Verify a Service exists for your application workload.

$ kubectl get services -n hello-helidon

If no Service exists, create one manually. This example uses the default Prometheus port.

apiVersion: v1
kind: Service
metadata:
  name: hello-helidon-service
  namespace: hello-helidon
spec:
  selector:
    app: hello-helidon
  ports:
    - name: tcp-hello-helidon
      port: 8080
      protocol: TCP
      targetPort: 8080

After you’ve completed these steps, you can verify metrics collection has succeeded.

Metrics queries no longer return metrics

If Prometheus storage reaches capacity, then metrics queries will no longer return results. Check the Prometheus logs.

$ kubectl logs -l app.kubernetes.io/instance=prometheus-operator-kube-p-prometheus -n verrazzano-monitoring

If there are messages indicating that the disk is full, then it will be necessary to either expand the storage or free disk space. If the default storage class supports volume expansion, then you can attempt to expand the volume.

Check if the default storage class allows volume expansion.

$ kubectl get storageclass

If the default storage class allows expansion, then modify the persistent volume claim and the Prometheus resource storage request to use the larger size.

For example, to increase the storage to 100 Gi:

$ kubectl patch pvc prometheus-prometheus-operator-kube-p-prometheus-db-prometheus-prometheus-operator-kube-p-prometheus-0 -n verrazzano-monitoring \
   --type=merge -p '{"spec":{"resources":{"requests":{"storage":"100Gi"}}}}'

$ kubectl patch prometheus prometheus-operator-kube-p-prometheus -n verrazzano-monitoring \
   --type=merge -p '{"spec":{"storage":{"volumeClaimTemplate":{"spec":{"resources":{"requests":{"storage":"100Gi"}}}}}}}'

Alternatively, delete existing metrics data in the Prometheus pods to free space.

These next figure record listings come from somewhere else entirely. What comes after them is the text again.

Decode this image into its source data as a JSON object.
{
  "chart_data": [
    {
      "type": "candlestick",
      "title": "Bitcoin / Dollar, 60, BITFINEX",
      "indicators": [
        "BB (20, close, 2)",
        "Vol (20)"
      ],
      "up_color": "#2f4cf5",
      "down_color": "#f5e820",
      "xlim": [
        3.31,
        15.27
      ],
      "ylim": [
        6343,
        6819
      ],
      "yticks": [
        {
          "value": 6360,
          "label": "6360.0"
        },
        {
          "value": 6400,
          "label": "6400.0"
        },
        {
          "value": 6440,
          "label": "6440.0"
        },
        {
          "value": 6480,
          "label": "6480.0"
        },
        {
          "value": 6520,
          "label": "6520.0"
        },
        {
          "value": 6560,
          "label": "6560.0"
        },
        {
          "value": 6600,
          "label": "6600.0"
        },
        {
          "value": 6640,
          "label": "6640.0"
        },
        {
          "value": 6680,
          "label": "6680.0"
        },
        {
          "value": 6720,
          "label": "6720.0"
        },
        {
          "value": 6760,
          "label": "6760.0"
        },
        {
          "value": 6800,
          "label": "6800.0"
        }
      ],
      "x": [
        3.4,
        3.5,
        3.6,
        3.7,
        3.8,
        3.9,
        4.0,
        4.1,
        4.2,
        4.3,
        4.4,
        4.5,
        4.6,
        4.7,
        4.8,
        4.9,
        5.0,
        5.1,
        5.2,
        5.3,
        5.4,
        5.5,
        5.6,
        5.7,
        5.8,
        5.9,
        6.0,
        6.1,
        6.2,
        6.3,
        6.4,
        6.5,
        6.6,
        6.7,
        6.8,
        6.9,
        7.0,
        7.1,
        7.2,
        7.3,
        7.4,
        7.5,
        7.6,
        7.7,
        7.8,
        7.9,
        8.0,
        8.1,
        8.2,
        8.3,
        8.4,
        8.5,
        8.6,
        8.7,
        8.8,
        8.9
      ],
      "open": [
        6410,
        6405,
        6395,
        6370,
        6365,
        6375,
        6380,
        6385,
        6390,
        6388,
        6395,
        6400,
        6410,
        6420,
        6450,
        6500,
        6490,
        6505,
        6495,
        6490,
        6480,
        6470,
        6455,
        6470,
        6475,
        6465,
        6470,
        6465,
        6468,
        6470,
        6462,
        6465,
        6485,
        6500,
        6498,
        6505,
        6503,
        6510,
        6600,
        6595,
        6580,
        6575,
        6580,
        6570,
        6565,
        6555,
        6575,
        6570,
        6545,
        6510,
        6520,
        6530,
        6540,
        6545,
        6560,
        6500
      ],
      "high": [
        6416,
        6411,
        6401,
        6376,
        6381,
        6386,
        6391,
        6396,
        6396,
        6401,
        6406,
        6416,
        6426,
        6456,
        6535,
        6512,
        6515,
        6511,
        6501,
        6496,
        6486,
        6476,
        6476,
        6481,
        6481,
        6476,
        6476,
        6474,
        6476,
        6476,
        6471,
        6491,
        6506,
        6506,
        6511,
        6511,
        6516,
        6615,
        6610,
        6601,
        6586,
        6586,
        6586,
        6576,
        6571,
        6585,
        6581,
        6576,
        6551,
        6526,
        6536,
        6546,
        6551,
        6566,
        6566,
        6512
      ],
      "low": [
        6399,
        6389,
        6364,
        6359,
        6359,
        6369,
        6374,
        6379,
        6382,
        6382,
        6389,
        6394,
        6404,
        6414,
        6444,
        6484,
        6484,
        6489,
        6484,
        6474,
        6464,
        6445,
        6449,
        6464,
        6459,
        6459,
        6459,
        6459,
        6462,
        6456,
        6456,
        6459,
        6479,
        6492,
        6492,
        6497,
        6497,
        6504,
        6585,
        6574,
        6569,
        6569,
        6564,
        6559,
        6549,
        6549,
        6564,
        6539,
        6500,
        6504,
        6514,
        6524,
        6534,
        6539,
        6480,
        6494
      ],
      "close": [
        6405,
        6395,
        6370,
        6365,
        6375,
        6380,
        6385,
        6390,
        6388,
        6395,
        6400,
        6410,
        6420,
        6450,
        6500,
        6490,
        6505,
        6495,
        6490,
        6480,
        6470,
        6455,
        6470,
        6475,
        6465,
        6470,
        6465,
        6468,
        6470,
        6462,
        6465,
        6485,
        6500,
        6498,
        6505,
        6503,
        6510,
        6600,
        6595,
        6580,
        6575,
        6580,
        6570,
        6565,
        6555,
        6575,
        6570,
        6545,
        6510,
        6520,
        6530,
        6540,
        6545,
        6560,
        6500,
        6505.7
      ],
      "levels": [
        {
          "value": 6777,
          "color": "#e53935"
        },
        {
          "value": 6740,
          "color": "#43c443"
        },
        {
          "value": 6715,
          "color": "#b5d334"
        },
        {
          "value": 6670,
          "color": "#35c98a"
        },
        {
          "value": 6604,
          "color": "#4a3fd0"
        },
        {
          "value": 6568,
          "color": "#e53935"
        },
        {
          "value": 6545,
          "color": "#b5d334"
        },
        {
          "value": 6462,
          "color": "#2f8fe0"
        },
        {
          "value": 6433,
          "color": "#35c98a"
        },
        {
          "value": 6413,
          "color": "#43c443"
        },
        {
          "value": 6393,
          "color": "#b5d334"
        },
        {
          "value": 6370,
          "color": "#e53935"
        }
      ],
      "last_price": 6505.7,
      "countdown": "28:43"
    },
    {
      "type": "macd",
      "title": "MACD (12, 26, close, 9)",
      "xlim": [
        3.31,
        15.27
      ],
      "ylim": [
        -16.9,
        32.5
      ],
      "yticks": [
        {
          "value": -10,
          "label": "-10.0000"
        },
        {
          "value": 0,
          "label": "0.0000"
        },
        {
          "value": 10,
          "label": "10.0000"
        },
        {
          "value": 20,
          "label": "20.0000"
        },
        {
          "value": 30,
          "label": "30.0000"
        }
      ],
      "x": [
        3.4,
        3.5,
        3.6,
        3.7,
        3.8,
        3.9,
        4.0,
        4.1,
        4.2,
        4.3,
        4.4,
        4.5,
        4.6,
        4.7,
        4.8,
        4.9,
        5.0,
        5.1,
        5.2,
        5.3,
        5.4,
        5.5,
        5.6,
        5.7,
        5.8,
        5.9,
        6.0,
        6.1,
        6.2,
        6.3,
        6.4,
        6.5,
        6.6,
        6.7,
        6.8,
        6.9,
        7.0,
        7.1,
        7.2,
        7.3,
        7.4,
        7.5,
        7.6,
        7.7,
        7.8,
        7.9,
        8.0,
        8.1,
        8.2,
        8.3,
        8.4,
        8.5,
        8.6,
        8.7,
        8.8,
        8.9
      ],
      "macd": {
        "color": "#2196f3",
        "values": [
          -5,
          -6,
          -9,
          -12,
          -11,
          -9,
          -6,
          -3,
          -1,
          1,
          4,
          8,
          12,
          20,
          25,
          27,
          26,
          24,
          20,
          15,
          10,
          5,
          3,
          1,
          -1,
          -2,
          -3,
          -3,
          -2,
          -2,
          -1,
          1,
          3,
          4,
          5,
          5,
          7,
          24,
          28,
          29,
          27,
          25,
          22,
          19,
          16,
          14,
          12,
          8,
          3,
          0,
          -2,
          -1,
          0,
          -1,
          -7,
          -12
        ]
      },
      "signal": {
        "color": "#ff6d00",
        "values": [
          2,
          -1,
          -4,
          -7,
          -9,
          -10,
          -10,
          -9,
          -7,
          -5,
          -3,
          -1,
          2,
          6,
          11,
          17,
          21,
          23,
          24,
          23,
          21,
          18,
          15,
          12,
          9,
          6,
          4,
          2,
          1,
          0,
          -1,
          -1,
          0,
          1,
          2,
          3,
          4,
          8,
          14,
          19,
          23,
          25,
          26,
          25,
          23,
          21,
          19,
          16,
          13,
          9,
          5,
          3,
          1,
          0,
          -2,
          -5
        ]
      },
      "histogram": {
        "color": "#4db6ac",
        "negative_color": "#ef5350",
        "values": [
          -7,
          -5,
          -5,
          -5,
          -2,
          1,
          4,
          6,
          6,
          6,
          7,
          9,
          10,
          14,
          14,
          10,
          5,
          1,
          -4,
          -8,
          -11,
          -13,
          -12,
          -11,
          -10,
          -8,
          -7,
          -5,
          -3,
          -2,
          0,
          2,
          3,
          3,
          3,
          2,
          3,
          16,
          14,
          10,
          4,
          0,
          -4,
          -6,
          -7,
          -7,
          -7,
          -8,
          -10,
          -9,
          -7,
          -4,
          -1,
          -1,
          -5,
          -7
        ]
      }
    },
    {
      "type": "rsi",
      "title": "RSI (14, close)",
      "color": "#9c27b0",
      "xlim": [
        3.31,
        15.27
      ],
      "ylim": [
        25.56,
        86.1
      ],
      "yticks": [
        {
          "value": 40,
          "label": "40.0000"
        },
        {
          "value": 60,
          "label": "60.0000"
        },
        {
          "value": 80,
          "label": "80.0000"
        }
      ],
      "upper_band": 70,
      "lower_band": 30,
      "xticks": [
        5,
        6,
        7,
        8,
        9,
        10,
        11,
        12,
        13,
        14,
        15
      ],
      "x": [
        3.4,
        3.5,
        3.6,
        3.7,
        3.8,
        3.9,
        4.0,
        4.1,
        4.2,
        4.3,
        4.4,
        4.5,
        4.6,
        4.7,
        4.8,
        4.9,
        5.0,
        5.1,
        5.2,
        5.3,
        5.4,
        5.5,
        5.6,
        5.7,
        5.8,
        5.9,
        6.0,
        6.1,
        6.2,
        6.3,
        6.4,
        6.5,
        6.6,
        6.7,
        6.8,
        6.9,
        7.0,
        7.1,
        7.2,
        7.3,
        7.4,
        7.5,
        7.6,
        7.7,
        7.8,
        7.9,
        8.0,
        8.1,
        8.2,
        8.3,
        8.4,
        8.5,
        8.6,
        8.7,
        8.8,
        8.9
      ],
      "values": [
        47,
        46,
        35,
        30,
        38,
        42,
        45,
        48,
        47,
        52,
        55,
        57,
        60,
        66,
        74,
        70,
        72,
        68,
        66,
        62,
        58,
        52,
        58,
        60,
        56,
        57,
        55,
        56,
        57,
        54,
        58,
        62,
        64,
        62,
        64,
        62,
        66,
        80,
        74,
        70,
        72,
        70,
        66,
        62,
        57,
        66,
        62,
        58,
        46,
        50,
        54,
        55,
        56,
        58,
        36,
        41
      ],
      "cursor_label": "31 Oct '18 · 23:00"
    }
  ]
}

$ kubectl exec statefulset.apps/prometheus-prometheus-operator-kube-p-prometheus -n verrazzano-monitoring -- rm -fr /prometheus/wal

$ kubectl rollout restart statefulset.apps/prometheus-prometheus-operator-kube-p-prometheus -n verrazzano-monitoring

For information on how to configure Prometheus data retention settings to avoid filling up persistent storage in the Prometheus pods, see Configure data retention settings.